Excuse me, mind if I observe your class?
| TOKYO
For the students in Junko Takagi's ninth-grade math class, this day may have made the Top 10 list of classroom nightmares.
There was Ms. Takagi, at the board as usual, beginning to say something about arcs. But standing up along the back and sides of the classroom was a horde of other math teachers, all watching the lesson, the students, and the props Takagi was using.
"I was a little bit nervous at first," Takagi says, "but the kids helped, as they always do." The students were well behaved, aside from a little wise-cracking, and Takagi's "master class" went off without a hitch.
"One thing I learned is the fact that we can teach in class without textbooks," she says. In an education system where the central government determines the curriculum and where critics charge that learning is often confused with preparing for exams, Takagi's statement is a sign of change.
Japanese education is in a rocky period. Rote learning and memorization were once considered ideal, but now teachers are being told they must emphasize creativity and problem-solving. At the same time, maintaining discipline is increasingly difficult as students become more rebellious.
And like teachers everywhere, educators here need ways to keep their commitments to teaching fresh and to develop new ways to teach old lessons.
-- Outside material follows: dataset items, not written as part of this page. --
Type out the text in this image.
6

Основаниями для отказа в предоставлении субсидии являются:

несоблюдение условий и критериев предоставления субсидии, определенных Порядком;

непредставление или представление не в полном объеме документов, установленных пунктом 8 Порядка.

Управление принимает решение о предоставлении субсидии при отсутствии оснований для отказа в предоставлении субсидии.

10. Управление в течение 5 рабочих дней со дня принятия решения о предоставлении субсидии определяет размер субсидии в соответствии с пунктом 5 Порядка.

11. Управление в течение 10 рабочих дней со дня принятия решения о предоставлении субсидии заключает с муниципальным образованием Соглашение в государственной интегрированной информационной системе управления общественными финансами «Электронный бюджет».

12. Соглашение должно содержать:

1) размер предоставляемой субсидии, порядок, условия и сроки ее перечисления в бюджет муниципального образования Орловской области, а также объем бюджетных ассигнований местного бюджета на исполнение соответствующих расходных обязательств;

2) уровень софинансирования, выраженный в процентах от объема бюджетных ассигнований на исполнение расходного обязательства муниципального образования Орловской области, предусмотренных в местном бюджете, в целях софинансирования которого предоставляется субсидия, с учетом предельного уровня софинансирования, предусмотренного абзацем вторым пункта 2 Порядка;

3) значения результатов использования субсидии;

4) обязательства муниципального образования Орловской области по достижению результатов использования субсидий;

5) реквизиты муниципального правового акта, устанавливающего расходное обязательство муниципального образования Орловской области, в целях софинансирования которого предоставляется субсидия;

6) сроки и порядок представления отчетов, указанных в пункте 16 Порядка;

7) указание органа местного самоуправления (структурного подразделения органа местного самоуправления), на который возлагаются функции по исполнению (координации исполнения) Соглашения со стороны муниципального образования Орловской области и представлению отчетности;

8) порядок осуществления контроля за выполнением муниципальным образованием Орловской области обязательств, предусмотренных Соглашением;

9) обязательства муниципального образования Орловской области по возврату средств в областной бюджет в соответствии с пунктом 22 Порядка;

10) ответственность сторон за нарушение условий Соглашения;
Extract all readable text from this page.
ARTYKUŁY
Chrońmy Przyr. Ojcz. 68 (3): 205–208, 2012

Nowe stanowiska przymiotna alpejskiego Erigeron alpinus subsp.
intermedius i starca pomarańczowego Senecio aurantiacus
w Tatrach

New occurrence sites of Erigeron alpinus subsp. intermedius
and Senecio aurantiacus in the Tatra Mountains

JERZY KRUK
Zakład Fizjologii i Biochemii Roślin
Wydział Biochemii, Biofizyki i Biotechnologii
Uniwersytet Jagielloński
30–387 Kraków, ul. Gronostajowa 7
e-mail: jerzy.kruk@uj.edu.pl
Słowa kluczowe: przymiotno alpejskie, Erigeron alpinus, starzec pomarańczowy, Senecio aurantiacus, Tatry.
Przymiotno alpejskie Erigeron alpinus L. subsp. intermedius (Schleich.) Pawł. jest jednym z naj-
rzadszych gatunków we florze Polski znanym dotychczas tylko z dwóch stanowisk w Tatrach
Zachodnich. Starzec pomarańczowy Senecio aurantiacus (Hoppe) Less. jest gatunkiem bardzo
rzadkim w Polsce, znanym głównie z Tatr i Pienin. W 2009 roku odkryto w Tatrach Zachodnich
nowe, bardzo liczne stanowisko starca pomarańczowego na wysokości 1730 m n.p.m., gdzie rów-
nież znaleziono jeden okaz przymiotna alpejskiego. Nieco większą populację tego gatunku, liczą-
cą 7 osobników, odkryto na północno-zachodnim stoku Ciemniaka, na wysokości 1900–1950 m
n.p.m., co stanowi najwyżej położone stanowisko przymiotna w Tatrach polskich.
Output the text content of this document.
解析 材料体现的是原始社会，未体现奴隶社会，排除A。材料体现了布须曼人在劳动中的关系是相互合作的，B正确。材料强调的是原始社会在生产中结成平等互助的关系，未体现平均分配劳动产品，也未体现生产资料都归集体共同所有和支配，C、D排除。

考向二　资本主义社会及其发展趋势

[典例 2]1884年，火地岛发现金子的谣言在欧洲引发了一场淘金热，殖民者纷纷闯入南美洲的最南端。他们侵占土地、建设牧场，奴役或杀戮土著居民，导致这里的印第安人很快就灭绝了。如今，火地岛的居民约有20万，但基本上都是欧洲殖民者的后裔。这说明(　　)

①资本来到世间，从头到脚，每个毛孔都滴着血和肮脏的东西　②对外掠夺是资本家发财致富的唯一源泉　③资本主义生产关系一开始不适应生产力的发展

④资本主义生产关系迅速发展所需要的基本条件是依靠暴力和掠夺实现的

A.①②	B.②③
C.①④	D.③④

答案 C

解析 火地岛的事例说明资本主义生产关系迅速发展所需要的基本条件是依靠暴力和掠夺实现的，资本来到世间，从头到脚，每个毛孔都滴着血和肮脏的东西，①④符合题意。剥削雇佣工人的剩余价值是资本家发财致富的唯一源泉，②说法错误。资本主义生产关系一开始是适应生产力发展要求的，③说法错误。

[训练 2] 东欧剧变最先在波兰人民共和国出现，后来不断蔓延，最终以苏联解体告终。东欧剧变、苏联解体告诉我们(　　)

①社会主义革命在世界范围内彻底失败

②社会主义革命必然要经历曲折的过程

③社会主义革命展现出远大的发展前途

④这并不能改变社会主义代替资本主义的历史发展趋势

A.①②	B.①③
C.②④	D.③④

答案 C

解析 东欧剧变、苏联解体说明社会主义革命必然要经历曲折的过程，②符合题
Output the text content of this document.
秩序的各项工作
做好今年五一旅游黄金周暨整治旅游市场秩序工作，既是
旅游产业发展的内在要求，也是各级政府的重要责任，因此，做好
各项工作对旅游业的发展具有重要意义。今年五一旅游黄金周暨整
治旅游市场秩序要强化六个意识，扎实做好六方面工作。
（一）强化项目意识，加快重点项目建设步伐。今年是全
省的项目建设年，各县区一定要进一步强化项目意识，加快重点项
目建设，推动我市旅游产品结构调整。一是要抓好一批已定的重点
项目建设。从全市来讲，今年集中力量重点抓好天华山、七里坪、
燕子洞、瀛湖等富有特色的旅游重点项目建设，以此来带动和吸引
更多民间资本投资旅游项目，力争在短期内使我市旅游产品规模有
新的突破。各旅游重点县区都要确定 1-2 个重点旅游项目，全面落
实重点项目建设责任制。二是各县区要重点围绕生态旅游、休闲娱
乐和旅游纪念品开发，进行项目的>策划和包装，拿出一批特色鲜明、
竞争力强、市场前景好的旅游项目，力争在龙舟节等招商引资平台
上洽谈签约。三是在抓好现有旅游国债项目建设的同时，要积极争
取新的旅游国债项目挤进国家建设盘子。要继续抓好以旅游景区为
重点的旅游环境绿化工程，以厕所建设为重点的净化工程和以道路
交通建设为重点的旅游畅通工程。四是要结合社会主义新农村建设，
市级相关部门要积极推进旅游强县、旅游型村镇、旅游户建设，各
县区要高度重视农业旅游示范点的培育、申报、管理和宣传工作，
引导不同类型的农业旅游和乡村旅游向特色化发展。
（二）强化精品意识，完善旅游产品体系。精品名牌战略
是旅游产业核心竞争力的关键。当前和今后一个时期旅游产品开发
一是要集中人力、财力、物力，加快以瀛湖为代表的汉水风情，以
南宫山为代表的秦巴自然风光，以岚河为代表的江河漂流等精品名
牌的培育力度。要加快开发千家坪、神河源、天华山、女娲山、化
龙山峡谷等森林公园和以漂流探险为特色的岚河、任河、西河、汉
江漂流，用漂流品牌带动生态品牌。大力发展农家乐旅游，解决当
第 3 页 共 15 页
One partial answer to all three problems is master classes - opportunities for teachers to study teaching.
Master classes "help teachers maintain a high level of motivation," says Takaaki Matsuoka, a curriculum and guidance official who serves the school board of one of metropolitan Tokyo's 23 wards. "It's not so easy for teachers to change their styles of teaching unless they see something new ... to become a student sometimes is important for them."
Although much of Japanese education is rigorously systematized, master classes are put together somewhat informally and have been developing for decades. Sometimes individual principals create such programs in their schools; others are organized by local or regional school boards. A nationwide teachers union also holds master-class conventions to discuss big issues - the main topic at one recent convention was the eroding discipline in elementary schools.
Takagi, who teaches at a public school in Tokyo, volunteered as part of a master-class program on teaching geometry to middle-schoolers. She and a colleague prepared a lesson on arcs using an umbrella, a worksheet, and a gizmo that allows students to see the arc described by a falling umbrella. Getting it all together took about a year, Takagi explains.
Teaching the lesson in front of her usual class and two-dozen colleagues, Takagi also engaged students by getting them to vote for what they thought was a correct answer and repeatedly and randomly calling on them. Instead of calling out names, she distributed cards with numbers as class began and then called out the numbers.
In a review session after class, math teachers from several Tokyo middle schools watched videotaped reports about two other experimental lessons -one involving computers and the other wooden threadspools and chopsticks - and talked about what they'd seen.
Discussion focused on the importance of cultivating a "let's try" attitude among students, the need for teachers to be flexible, and the effectiveness of creating a playful atmosphere in class.
One experienced teacher praised the educators who'd developed the lessons for using objects relevant to daily life and for making math more accessible. Another teacher sounded impressed with what he'd seen. Takagi "got the students to think," says Hiroto Okamoto, who teaches ninth-graders at another middle school in Tokyo.
Toshihiko Banba explains that there are only two math teachers at his junior high school -"It's a limited world," he says. He wanted to see Takagi's master class and the other presentations because, "There are a lot of things I want to study as a teacher."
Teachers also take master classes as a way to show their commitment to the profession if they want to be promoted to administrative posts, but in general the programs are voluntary. "They have operated this way for years and years," says an official at Japan's Ministry of Education. "The primary objective is self-enlightenment."
For teacher Takagi, the point was to expose "how students can discover the joy of learning in math class."